CB: I am working on a text in three parts, of which Jets-Poupée (The Doll) is one part: the whole project is called Goan Atom. One other part is based around Duchamp’s Large Glass and its working title is The Bride. I’ve also been invited to take part in an artists’ books project called Volumes of Vulnerability to come out in September 1999 as a boxcase of 20 artists/writers contributions. I’ve got a commission for a sited sound-text piece for Hull Time based Arts in late October which I’ve entitled Misherrings (ambient fish). Apart from that, I am also continuing my role as a teacher and becoming more and more involved in issues of public writing. That means organising conferences, contacting different kinds of organisations, setting up writing projects that are outside the purely artistic frame that I am involved in.
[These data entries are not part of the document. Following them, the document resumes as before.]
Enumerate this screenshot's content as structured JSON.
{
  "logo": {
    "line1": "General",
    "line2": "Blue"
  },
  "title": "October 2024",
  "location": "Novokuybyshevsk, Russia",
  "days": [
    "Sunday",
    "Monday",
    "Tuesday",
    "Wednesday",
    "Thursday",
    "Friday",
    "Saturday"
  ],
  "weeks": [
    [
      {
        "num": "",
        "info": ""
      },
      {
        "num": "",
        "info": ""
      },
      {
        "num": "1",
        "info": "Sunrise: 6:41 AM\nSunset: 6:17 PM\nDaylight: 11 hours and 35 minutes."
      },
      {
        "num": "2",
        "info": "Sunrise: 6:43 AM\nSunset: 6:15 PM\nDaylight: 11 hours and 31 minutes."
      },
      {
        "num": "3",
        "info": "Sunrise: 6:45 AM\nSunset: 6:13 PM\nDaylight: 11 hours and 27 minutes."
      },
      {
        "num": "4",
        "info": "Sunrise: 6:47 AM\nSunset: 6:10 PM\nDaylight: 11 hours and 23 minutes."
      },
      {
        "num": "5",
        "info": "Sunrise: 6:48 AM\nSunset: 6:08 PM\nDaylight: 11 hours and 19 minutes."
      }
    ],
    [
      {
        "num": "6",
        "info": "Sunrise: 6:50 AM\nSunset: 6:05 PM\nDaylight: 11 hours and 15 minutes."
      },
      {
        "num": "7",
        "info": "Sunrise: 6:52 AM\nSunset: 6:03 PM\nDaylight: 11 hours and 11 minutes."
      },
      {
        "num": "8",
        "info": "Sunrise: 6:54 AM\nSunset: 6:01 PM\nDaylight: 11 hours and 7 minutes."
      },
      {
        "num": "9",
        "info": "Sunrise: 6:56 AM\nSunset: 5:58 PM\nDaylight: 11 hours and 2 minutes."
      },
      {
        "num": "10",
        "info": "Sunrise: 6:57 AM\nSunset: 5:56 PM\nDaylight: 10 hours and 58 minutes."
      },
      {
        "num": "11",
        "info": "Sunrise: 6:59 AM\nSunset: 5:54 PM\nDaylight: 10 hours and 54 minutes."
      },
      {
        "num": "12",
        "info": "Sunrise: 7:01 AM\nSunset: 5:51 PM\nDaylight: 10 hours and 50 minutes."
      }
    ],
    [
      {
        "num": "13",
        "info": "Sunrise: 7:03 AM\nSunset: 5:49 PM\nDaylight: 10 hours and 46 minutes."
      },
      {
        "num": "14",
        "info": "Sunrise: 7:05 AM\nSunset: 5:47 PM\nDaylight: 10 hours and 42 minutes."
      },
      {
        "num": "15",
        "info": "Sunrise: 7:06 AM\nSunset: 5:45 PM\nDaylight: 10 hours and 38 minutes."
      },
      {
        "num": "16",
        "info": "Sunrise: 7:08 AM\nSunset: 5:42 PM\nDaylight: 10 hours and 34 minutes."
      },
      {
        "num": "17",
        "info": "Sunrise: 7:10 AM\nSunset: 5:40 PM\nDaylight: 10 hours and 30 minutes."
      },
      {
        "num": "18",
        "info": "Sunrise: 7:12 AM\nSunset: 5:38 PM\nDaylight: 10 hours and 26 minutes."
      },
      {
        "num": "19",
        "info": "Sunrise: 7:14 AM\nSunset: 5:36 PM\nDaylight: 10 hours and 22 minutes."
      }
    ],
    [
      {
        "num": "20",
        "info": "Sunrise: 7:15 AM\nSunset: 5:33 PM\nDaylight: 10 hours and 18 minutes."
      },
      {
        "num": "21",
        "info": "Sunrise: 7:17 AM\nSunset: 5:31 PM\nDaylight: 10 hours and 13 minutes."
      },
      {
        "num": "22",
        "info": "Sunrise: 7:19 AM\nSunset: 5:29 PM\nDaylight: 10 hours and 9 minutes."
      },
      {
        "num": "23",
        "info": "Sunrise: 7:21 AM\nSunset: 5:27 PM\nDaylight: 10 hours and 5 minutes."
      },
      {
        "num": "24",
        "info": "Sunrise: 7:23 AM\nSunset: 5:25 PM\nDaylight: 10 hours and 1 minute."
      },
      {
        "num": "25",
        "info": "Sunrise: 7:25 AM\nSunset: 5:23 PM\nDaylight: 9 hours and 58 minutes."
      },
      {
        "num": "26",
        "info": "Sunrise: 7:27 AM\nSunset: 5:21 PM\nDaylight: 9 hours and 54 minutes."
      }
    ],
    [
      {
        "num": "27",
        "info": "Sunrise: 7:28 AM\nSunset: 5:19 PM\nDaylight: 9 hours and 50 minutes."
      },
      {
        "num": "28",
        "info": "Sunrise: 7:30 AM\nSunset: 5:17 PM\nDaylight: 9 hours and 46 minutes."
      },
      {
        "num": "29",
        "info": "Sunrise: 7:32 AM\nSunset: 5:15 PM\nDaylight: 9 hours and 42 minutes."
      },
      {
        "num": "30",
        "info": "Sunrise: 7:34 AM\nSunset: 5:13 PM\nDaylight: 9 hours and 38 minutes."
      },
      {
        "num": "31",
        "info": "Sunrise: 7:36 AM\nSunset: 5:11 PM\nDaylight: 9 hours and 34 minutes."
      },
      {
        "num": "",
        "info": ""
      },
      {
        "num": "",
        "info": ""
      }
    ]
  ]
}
JS: And more long term projects or interests that you have?
CB: I think, as a kind of concluding answer perhaps, the fact that the more I write and the more I’m involved as a practitioner and thinking about it the more complicated and complex it gets and therefore the more open I get to various situations in which I could involve my being a writer. So that it becomes less and less clear that to be a writer for me is to generate books. It becomes an aspect of it. I become more and more interested in how are we thinking about setting up a context for writers involved in the new Tate Gallery, for instance. Or writing involved with plurilingualism and things like that. It is making my whole commitment, my civic commitment as an artist more and more clear in the sense that it’s not just about text, writing it. It is about how that activity does in fact make you function or malfunction socially. We have talked a lot about the whole issue of being a writer and the texts themselves become one of the products of a writer. And we have had a conversation that is about the implications of the commitment of being a writer, or being a reader, or being a practitioner. Now we leave that to the reader.